Rep. Tom Cole, R-Okla., called the USPS vote a "theatrical moment" between the Democratic and GOP conventions that has no chance of becoming law.
He dubbed the proposal "silly" and a "joke" and questioned why Democrats want to give $25 billion to DeJoy, when they've characterized the new postmaster general as a GOP megadonor out to do Trump's bidding.
"We're going to hear a lot of terrible things about him [DeJoy], but at the end of the day, my [Democratic] friends are going to vote to give him $25 billion," Cole said. "And they're going to do it in a bill that has no reforms and it just says you can't change anything. Now, how smart is that?"
"Do we need that money? Absolutely not," Cole said.
Amid growing concerns over mail delays, restrictions on overtime and removal of equipment, DeJoy this week announced he would delay further changes to operations until after the election.
"To avoid even the appearance of any impact on election mail, I am suspending these initiatives until after the election is concluded," DeJoy said in a statement Tuesday.

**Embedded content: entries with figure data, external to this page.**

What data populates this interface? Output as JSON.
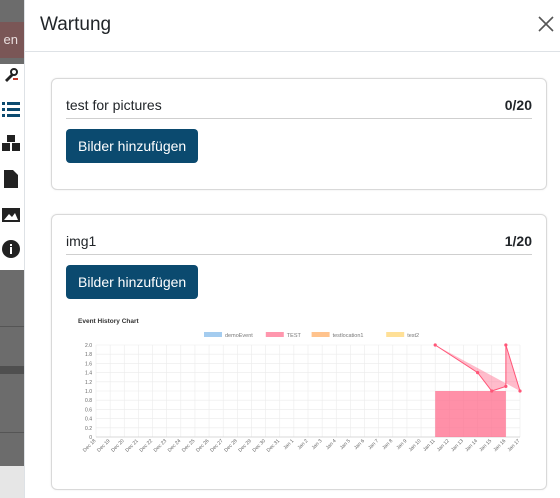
{
  "background": {
    "button_label": "en"
  },
  "modal": {
    "title": "Wartung",
    "close_icon": "close-icon"
  },
  "cards": [
    {
      "name": "test for pictures",
      "count": "0/20",
      "button_label": "Bilder hinzufügen"
    },
    {
      "name": "img1",
      "count": "1/20",
      "button_label": "Bilder hinzufügen"
    }
  ],
  "colors": {
    "primary_button": "#0b4a6f",
    "series": [
      "#7db7e8",
      "#ff6b8b",
      "#ffa95c",
      "#ffd36b"
    ]
  },
  "chart_data": {
    "type": "line",
    "title": "Event History Chart",
    "legend": [
      "demoEvent",
      "TEST",
      "testlocation1",
      "test2"
    ],
    "legend_placement": "top",
    "x": [
      "Dec 18",
      "Dec 19",
      "Dec 20",
      "Dec 21",
      "Dec 22",
      "Dec 23",
      "Dec 24",
      "Dec 25",
      "Dec 26",
      "Dec 27",
      "Dec 28",
      "Dec 29",
      "Dec 30",
      "Dec 31",
      "Jan 1",
      "Jan 2",
      "Jan 3",
      "Jan 4",
      "Jan 5",
      "Jan 6",
      "Jan 7",
      "Jan 8",
      "Jan 9",
      "Jan 10",
      "Jan 11",
      "Jan 12",
      "Jan 13",
      "Jan 14",
      "Jan 15",
      "Jan 16",
      "Jan 17"
    ],
    "yticks": [
      "0",
      "0.2",
      "0.4",
      "0.6",
      "0.8",
      "1.0",
      "1.2",
      "1.4",
      "1.6",
      "1.8",
      "2.0"
    ],
    "ylim": [
      0,
      2
    ],
    "grid": true,
    "series": [
      {
        "name": "TEST",
        "points": [
          [
            "Jan 11",
            2
          ],
          [
            "Jan 14",
            1.4
          ],
          [
            "Jan 15",
            1
          ],
          [
            "Jan 16",
            1.1
          ],
          [
            "Jan 16",
            2
          ],
          [
            "Jan 17",
            1
          ]
        ]
      },
      {
        "name": "demoEvent",
        "points": [
          [
            "Jan 17",
            2
          ]
        ]
      }
    ],
    "bar_region": {
      "from": "Jan 11",
      "to": "Jan 16",
      "value": 1
    }
  }
}
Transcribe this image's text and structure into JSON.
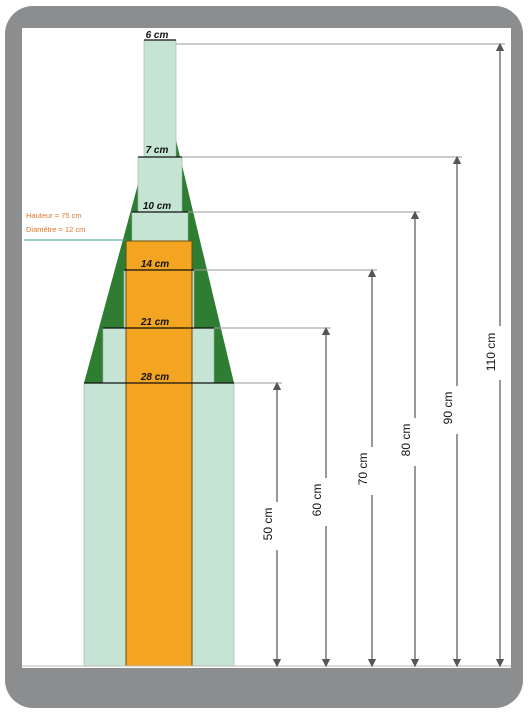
{
  "tier_widths": [
    "6 cm",
    "7 cm",
    "10 cm",
    "14 cm",
    "21 cm",
    "28 cm"
  ],
  "heights": [
    "50 cm",
    "60 cm",
    "70 cm",
    "80 cm",
    "90 cm",
    "110 cm"
  ],
  "annotation": {
    "line1": "Hauteur = 75 cm",
    "line2": "Diamètre = 12 cm"
  },
  "colors": {
    "frame": "#8c8d8f",
    "mold": "#c5e4d3",
    "cone": "#2f7d32",
    "core": "#f3a521",
    "annotation": "#e0782c"
  }
}
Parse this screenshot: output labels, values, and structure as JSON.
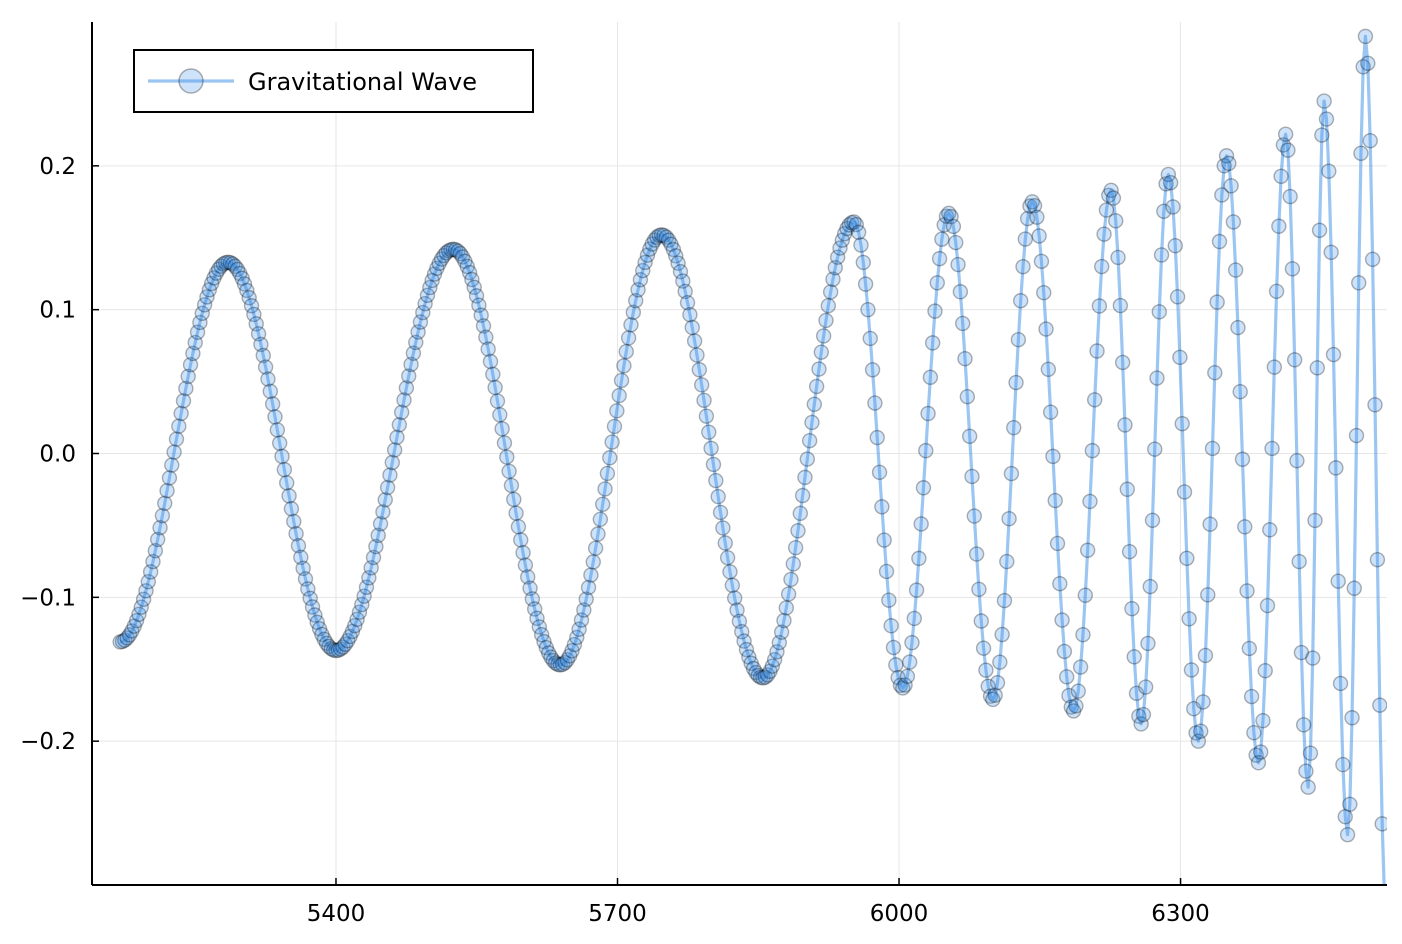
{
  "chart_data": {
    "type": "line",
    "series": [
      {
        "name": "Gravitational Wave",
        "color": "#3a8ee6",
        "markers": true,
        "segments": [
          {
            "t_start": 5170,
            "t_end": 5285,
            "y_start": -0.131,
            "amp_start": 0.131,
            "amp_end": 0.133,
            "step": 2.5
          },
          {
            "t_end": 5400,
            "amp_end": 0.137
          },
          {
            "t_end": 5525,
            "amp_end": 0.142
          },
          {
            "t_end": 5639,
            "amp_end": 0.147
          },
          {
            "t_end": 5747,
            "amp_end": 0.152
          },
          {
            "t_end": 5855,
            "amp_end": 0.156
          },
          {
            "t_end": 5952,
            "amp_end": 0.161
          },
          {
            "t_end": 6004,
            "amp_end": 0.163
          },
          {
            "t_end": 6053,
            "amp_end": 0.167
          },
          {
            "t_end": 6100,
            "amp_end": 0.171
          },
          {
            "t_end": 6142,
            "amp_end": 0.175
          },
          {
            "t_end": 6186,
            "amp_end": 0.179
          },
          {
            "t_end": 6226,
            "amp_end": 0.183
          },
          {
            "t_end": 6258,
            "amp_end": 0.188
          },
          {
            "t_end": 6287,
            "amp_end": 0.194
          },
          {
            "t_end": 6319,
            "amp_end": 0.2
          },
          {
            "t_end": 6349,
            "amp_end": 0.207
          },
          {
            "t_end": 6383,
            "amp_end": 0.215
          },
          {
            "t_end": 6412,
            "amp_end": 0.222
          },
          {
            "t_end": 6436,
            "amp_end": 0.232
          },
          {
            "t_end": 6453,
            "amp_end": 0.245
          },
          {
            "t_end": 6478,
            "amp_end": 0.265
          },
          {
            "t_end": 6497,
            "amp_end": 0.29
          },
          {
            "t_end": 6520,
            "amp_end": 0.33
          }
        ]
      }
    ],
    "xlim": [
      5140,
      6520
    ],
    "ylim": [
      -0.3,
      0.3
    ],
    "xticks": [
      "5400",
      "5700",
      "6000",
      "6300"
    ],
    "xtick_values": [
      5400,
      5700,
      6000,
      6300
    ],
    "yticks": [
      "0.2",
      "0.1",
      "0.0",
      "−0.1",
      "−0.2"
    ],
    "ytick_values": [
      0.2,
      0.1,
      0.0,
      -0.1,
      -0.2
    ],
    "grid": true,
    "legend_position": "top-left"
  }
}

On Friday, he sought to reassure lawmakers in the Senate that election ballots will be counted if received within seven days of the election while acknowledging a "dip in the level of service."
But Democrats say they want legislation to reverse the policy changes, such as restoring sorting machines that were removed and make it illegal for USPS to reduce services.
The House legislation would prohibit reducing service hours at postal facilities, decommissioning mail sorting machines and removing community mailboxes. The bill would also bar any limits on overtime pay, hiring freezes, delaying mail service and treating election mail as anything less than first-class mail.
The USPS legislation isn't expected to get a vote in the GOP-led Senate and Trump is expected to veto it if it makes it to his desk.
"We will pass the bill and it will be in a bipartisan way today," House Speaker Nancy Pelosi, D-Calif., said Saturday. "And then we will send it to the Senate. … Public sentiment is everything. They'll be hearing from their constituents because this hits home. Not receiving your mail in a timely fashion hits home. Not receiving your prescriptions, especially for our veterans, hits home in a way that is harmful to our country."